When a Perl operator returns only true or false, it returns one of two statically-allocated scalars called &PL_sv_yes and &PL_sv_no. It's more efficient to return these than to allocate a new scalar every time.
There's a third statically-allocated scalar: &PL_sv_undef. It's used by Perl when it needs to return undef.
$ perl -MDevel::Peek -e'Dump(undef)'
SV = NULL(0x0) at 0x2186148
REFCNT = 2147483639
FLAGS = (READONLY,PROTECT)
This scalar is undefined because it has no OK flags. But notice the artificially high REFCNT that prevents it from being deallocated. This tells us that Perl returned &PL_sv_undef. I shall call this "the undef", in contrast to other undefined scalars which I'll call "an undef".
An array element that has never been allocated (e.g. because nothing was ever assigned to it, or because delete was used on it) returns the undef.
$ perl -MDevel::Peek -e'Dump($a[0])'
SV = NULL(0x0) at 0x1116148
REFCNT = 2147483639
FLAGS = (READONLY,PROTECT)
Otherwise, the array element itself is returned, which might be an undef.
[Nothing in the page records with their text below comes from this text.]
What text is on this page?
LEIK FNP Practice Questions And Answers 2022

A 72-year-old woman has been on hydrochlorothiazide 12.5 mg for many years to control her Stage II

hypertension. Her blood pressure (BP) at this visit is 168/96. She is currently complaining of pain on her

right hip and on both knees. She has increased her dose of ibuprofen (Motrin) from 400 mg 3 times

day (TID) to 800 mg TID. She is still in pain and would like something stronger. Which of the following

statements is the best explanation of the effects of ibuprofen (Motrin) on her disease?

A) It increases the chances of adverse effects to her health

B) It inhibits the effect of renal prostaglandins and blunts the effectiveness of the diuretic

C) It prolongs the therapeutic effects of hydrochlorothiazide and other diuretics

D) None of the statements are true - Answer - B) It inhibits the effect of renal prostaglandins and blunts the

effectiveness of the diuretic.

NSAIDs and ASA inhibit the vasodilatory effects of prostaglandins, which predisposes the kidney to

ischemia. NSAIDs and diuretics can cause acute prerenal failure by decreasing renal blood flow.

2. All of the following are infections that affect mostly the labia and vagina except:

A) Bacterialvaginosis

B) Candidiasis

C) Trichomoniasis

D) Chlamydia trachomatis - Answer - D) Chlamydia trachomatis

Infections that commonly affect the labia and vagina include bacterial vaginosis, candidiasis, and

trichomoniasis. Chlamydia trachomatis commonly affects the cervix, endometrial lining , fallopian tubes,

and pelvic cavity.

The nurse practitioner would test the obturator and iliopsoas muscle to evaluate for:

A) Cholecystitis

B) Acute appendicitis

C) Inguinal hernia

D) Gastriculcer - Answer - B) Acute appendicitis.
$ perl -MDevel::Peek -e'$a[0]=undef; Dump($a[0])'
SV = NULL(0x0) at 0xc93f90
REFCNT = 1
FLAGS = ()
The feature is meant to be triggered when you literally use undef in the code. But what it actually does is check for the undef.
use feature qw( say );
my @a;
{ say open(my $fh, '<', $a[0]) ? 1 : 0; } # 1
$a[1] = undef;
{ say open(my $fh, '<', $a[0]) ? 1 : 0; } # 1
$a[0] = undef;
{ say open(my $fh, '<', $a[0]) ? 1 : 0; } # 0
delete($a[0]);
{ say open(my $fh, '<', $a[0]) ? 1 : 0; } # 1
As you've discovered, this is an imperfect proxy.